201. Monetary policy and exchange rate target zones.
- Author
-
Zhu, Zhen
- Subjects
- Economics, General, Economics, Finance
- Abstract
This thesis examines the rationales behind the adoption of exchange-rate target zones and investigates empirically the effects of such arrangement for a period in the recent history of the free-floating exchange-rate system. It is argued that one of the reasons for the exchange-rate target zones is to mitigate the long-run deviation of the real exchange rate from the purchasing power parity path. The deviation could be caused by the inefficiencies in the foreign-exchange market. In addition, the thesis considers the role of the target zones within the framework of the dynamic inconsistency of monetary policy-making when uncertainties are present, with no inefficiencies in the foreign-exchange market. Discretion by monetary authorities could cause inflation bias; however, when uncertainties are present, there is a trade-off between higher inflation and higher output level.
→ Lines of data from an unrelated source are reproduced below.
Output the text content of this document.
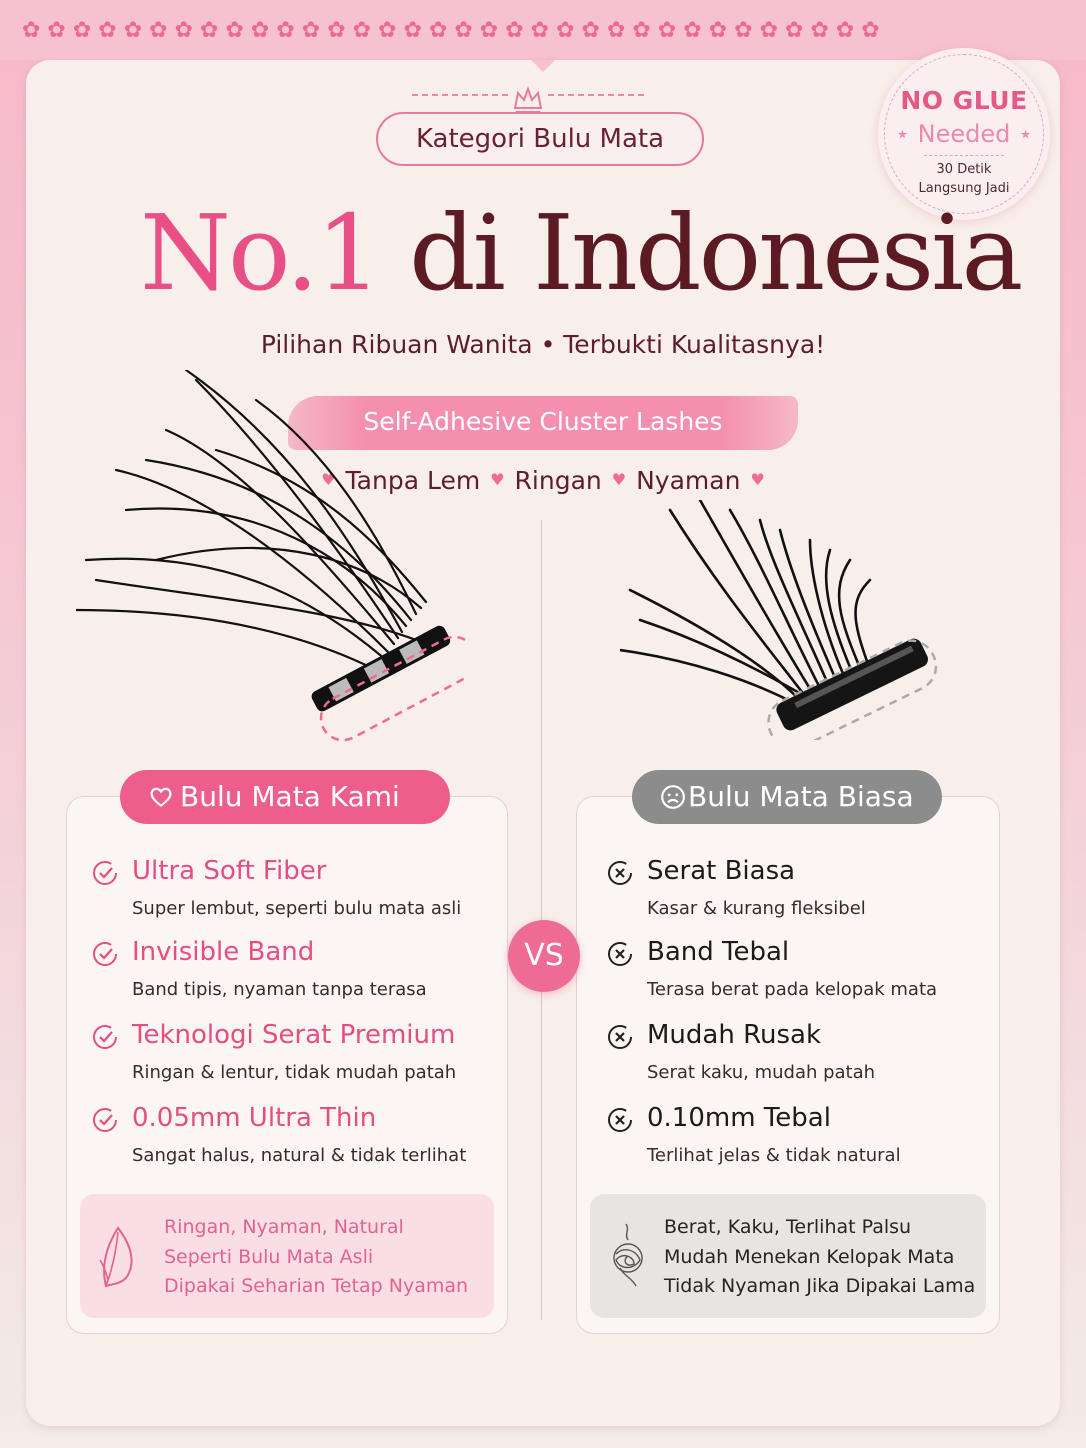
✿✿✿✿✿✿✿✿✿✿✿✿✿✿✿✿✿✿✿✿✿✿✿✿✿✿✿✿✿✿✿✿✿✿
Kategori Bulu Mata
NO GLUE
⋆ Needed ⋆
30 Detik
Langsung Jadi
No.1 di Indonesia
Pilihan Ribuan Wanita • Terbukti Kualitasnya!
Self-Adhesive Cluster Lashes
♥ Tanpa Lem ♥ Ringan ♥ Nyaman ♥
Bulu Mata Kami
Ultra Soft Fiber
Super lembut, seperti bulu mata asli
Invisible Band
Band tipis, nyaman tanpa terasa
Teknologi Serat Premium
Ringan & lentur, tidak mudah patah
0.05mm Ultra Thin
Sangat halus, natural & tidak terlihat
Ringan, Nyaman, Natural
Seperti Bulu Mata Asli
Dipakai Seharian Tetap Nyaman
Bulu Mata Biasa
Serat Biasa
Kasar & kurang fleksibel
Band Tebal
Terasa berat pada kelopak mata
Mudah Rusak
Serat kaku, mudah patah
0.10mm Tebal
Terlihat jelas & tidak natural
Berat, Kaku, Terlihat Palsu
Mudah Menekan Kelopak Mata
Tidak Nyaman Jika Dipakai Lama
VS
It is shown that the target zones might be used as a bound to the credibility of the monetary authorities in a case when the authorities' discretion would lead to worse outcomes. The effects of a target zone are examined for the period of the 1987-1989 during which the G-3 country monetary authorities adopted an implicit target zone. It is found that market participants appeared to have incorporated the policy effects into their expectations. The long-term depreciation of the dollar exchange rate has been suppressed primarily due to the adjustment of monetary policy. However, the uncertainty associated with the policy contributed to the higher volatility of the exchange rate for some periods, especially when the exchange rate was deviating from the central parity by a larger amount. The empirical results show that under the condition that the monetary authorities fully cooperate in monetary policy making, the intervention policy could have credible effects on the exchange rate.